Facing Daniel Nguyen of USC, the then-Ohio State freshman lost a 6-0, 6-2 decision that helped contribute to the Buckeyes' loss to the Trojans in the NCAA championship match in May.
That loss put OSU in a 2-0 hole from which it could not recover as the Buckeyes eventually lost 4-1. Falling to a player he feels he should have beaten was devastating for Buchanan, who was billed by some as the piece that would push Ohio State over the top.
"That was probably one of the most important lessons I ever learned," the New Albany, Ohio, native said. "It was a huge letdown for the team, and I tried to take responsibility for that. That was definitely my fault. It just made me mature a little bit. You have to take everybody seriously, and if you're not ready, somebody else is.

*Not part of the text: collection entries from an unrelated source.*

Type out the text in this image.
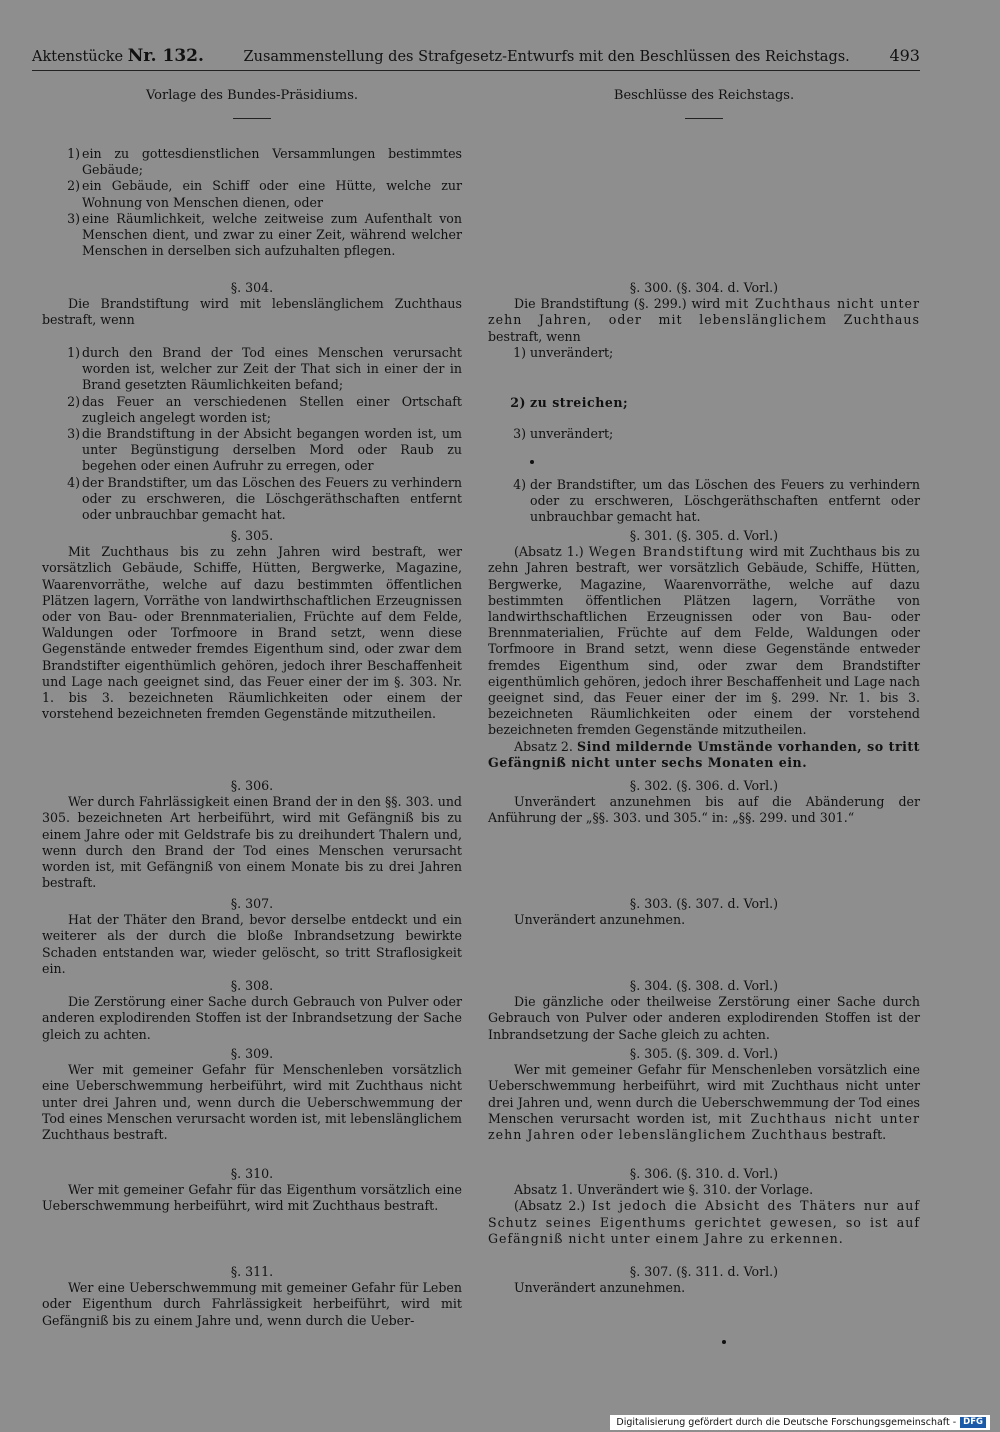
Aktenstücke Nr. 132.	Zusammenstellung des Strafgesetz-Entwurfs mit den Beschlüssen des Reichstags. 493
Vorlage des Bundes-Präsidiums.
1) ein zu gottesdienstlichen Versammlungen bestimmtes Gebäude;
2) ein Gebäude, ein Schiff oder eine Hütte, welche zur Wohnung von Menschen dienen, oder
3) eine Räumlichkeit, welche zeitweise zum Aufenthalt von Menschen dient, und zwar zu einer Zeit, während welcher Menschen in derselben sich aufzuhalten pflegen.

§. 304.

Die Brandstiftung wird mit lebenslänglichem Zuchthaus bestraft, wenn

1) durch den Brand der Tod eines Menschen verursacht worden ist, welcher zur Zeit der That sich in einer der in Brand gesetzten Räumlichkeiten befand;
2) das Feuer an verschiedenen Stellen einer Ortschaft zugleich angelegt worden ist;
3) die Brandstiftung in der Absicht begangen worden ist, um unter Begünstigung derselben Mord oder Raub zu begehen oder einen Aufruhr zu erregen, oder
4) der Brandstifter, um das Löschen des Feuers zu verhindern oder zu erschweren, die Löschgeräthschaften entfernt oder unbrauchbar gemacht hat.

§. 305.

Mit Zuchthaus bis zu zehn Jahren wird bestraft, wer vorsätzlich Gebäude, Schiffe, Hütten, Bergwerke, Magazine, Waarenvorräthe, welche auf dazu bestimmten öffentlichen Plätzen lagern, Vorräthe von landwirthschaftlichen Erzeugnissen oder von Bau- oder Brennmaterialien, Früchte auf dem Felde, Waldungen oder Torfmoore in Brand setzt, wenn diese Gegenstände entweder fremdes Eigenthum sind, oder zwar dem Brandstifter eigenthümlich gehören, jedoch ihrer Beschaffenheit und Lage nach geeignet sind, das Feuer einer der im §. 303. Nr. 1. bis 3. bezeichneten Räumlichkeiten oder einem der vorstehend bezeichneten fremden Gegenstände mitzutheilen.

§. 306.

Wer durch Fahrlässigkeit einen Brand der in den §§. 303. und 305. bezeichneten Art herbeiführt, wird mit Gefängniß bis zu einem Jahre oder mit Geldstrafe bis zu dreihundert Thalern und, wenn durch den Brand der Tod eines Menschen verursacht worden ist, mit Gefängniß von einem Monate bis zu drei Jahren bestraft.

§. 307.

Hat der Thäter den Brand, bevor derselbe entdeckt und ein weiterer als der durch die bloße Inbrandsetzung bewirkte Schaden entstanden war, wieder gelöscht, so tritt Straflosigkeit ein.

§. 308.

Die Zerstörung einer Sache durch Gebrauch von Pulver oder anderen explodirenden Stoffen ist der Inbrandsetzung der Sache gleich zu achten.

§. 309.

Wer mit gemeiner Gefahr für Menschenleben vorsätzlich eine Ueberschwemmung herbeiführt, wird mit Zuchthaus nicht unter drei Jahren und, wenn durch die Ueberschwemmung der Tod eines Menschen verursacht worden ist, mit lebenslänglichem Zuchthaus bestraft.

§. 310.

Wer mit gemeiner Gefahr für das Eigenthum vorsätzlich eine Ueberschwemmung herbeiführt, wird mit Zuchthaus bestraft.

§. 311.

Wer eine Ueberschwemmung mit gemeiner Gefahr für Leben oder Eigenthum durch Fahrlässigkeit herbeiführt, wird mit Gefängniß bis zu einem Jahre und, wenn durch die Ueber-

Beschlüsse des Reichstags.

§. 300. (§. 304. d. Vorl.)

Die Brandstiftung (§. 299.) wird mit Zuchthaus nicht unter zehn Jahren, oder mit lebenslänglichem Zuchthaus bestraft, wenn

1) unverändert;
2) zu streichen;
3) unverändert;
4) der Brandstifter, um das Löschen des Feuers zu verhindern oder zu erschweren, Löschgeräthschaften entfernt oder unbrauchbar gemacht hat.

§. 301. (§. 305. d. Vorl.)

(Absatz 1.) Wegen Brandstiftung wird mit Zuchthaus bis zu zehn Jahren bestraft, wer vorsätzlich Gebäude, Schiffe, Hütten, Bergwerke, Magazine, Waarenvorräthe, welche auf dazu bestimmten öffentlichen Plätzen lagern, Vorräthe von landwirthschaftlichen Erzeugnissen oder von Bau- oder Brennmaterialien, Früchte auf dem Felde, Waldungen oder Torfmoore in Brand setzt, wenn diese Gegenstände entweder fremdes Eigenthum sind, oder zwar dem Brandstifter eigenthümlich gehören, jedoch ihrer Beschaffenheit und Lage nach geeignet sind, das Feuer einer der im §. 299. Nr. 1. bis 3. bezeichneten Räumlichkeiten oder einem der vorstehend bezeichneten fremden Gegenstände mitzutheilen.

Absatz 2. Sind mildernde Umstände vorhanden, so tritt Gefängniß nicht unter sechs Monaten ein.

§. 302. (§. 306. d. Vorl.)

Unverändert anzunehmen bis auf die Abänderung der Anführung der „§§. 303. und 305.“ in: „§§. 299. und 301.“

§. 303. (§. 307. d. Vorl.)

Unverändert anzunehmen.

§. 304. (§. 308. d. Vorl.)

Die gänzliche oder theilweise Zerstörung einer Sache durch Gebrauch von Pulver oder anderen explodirenden Stoffen ist der Inbrandsetzung der Sache gleich zu achten.

§. 305. (§. 309. d. Vorl.)

Wer mit gemeiner Gefahr für Menschenleben vorsätzlich eine Ueberschwemmung herbeiführt, wird mit Zuchthaus nicht unter drei Jahren und, wenn durch die Ueberschwemmung der Tod eines Menschen verursacht worden ist, mit Zuchthaus nicht unter zehn Jahren oder lebenslänglichem Zuchthaus bestraft.

§. 306. (§. 310. d. Vorl.)

Absatz 1. Unverändert wie §. 310. der Vorlage.

(Absatz 2.) Ist jedoch die Absicht des Thäters nur auf Schutz seines Eigenthums gerichtet gewesen, so ist auf Gefängniß nicht unter einem Jahre zu erkennen.

§. 307. (§. 311. d. Vorl.)

Unverändert anzunehmen.

Digitalisierung gefördert durch die Deutsche Forschungsgemeinschaft - DFG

"That served as kind of a wakeup call. It was also kind of motivating. I've thought about that millions of times."
Faced with another championship match on Aug. 16, Buchanan showed he had progressed from the spring. The second seed in the USTA Boys' 18 National Hard Court Championships, Buchanan defeated No. 8 Ryan Lipman to win the event's championship and earn a berth into the U.S. Open, one of the premier events in tennis. Buchanan did not lose a set in his seven matches in the tournament.
He begins U.S. Open play in Flushing, N.Y., either Monday or Tuesday with another challenge. Buchanan will face the seventh overall seed in the event, Jo-Wilfried Tsonga of France.
"It's what I've always worked for," he said. "It's something that it may come around 10 more times, 15 more times. I could be in it the rest of my life or it could never happen again. You have to savor what you have. I'm just excited to be a part of it and represent Columbus and Ohio State."
Buchanan should not be in awe as he travels to play in the grand-slam event. He's hit with some of the top players in the world, including No. 1 Roger Federer, in the past. During the last few summers, he's traveled to the Billie Jean King National Tennis Center, site of the U.S. Open, and played in the event's juniors tournament, making the quarterfinals a year ago.
But never before has Buchanan been on a stage like this.
"It's my favorite tournament of the year by far," he said. "It's something not a lot of people are a part of. I've been lucky enough to play in the juniors (event) for the last four or five years, and I've had some unbelievable experiences there already. It comes around once a year. It's probably the most special time of year for me."
Buchanan will be a sophomore at Ohio State in 2009-10, but he's already made a mark on the Buckeye program – and vice versa. Rated my many as the No. 1 recruit in his class after winning seven USTA juniors tournaments, Buchanan graduated from New Albany High School early to play at Ohio State starting in January.
After battling through injuries troubles early, Buchanan went 11-4 overall in singles with a 6-1 mark in Big Ten play. He won his final six matches, including two in the NCAA tournament, before his national championship loss.
He credited his improvement over the season as well as during his summer junior tournaments to work with Ohio State head coach Ty Tucker and teammates like Bryan Koniecko, Steven Moneke and Justin Kronauge, all of whom ended the year ranked among the top 25 players in collegiate tennis.
"It's unbelievable," he said. "I'm telling you, this is the perfect situation. I think Ty is the best coach in the country for sure. He'll be in your face and fight you to the end. It works. I can't express how much thanks I have for him and how much he's helped me."
Buchanan will not be allowed to wear Ohio State gear during the tournament, but as someone born and raised in the Columbus area, he hopes to represent both his region and his university while in New York.
"Not a lot of great tennis players have come out of Columbus," he said. "Hopefully I can help motivate little kids and help everything in general here. I can't tell you how much it helps recruiting. The better somebody does coming out of a school, the more a player thinks they're going to get better coming out of the school. It's like if USC comes out with four great quarterbacks in a row. They're doing something right."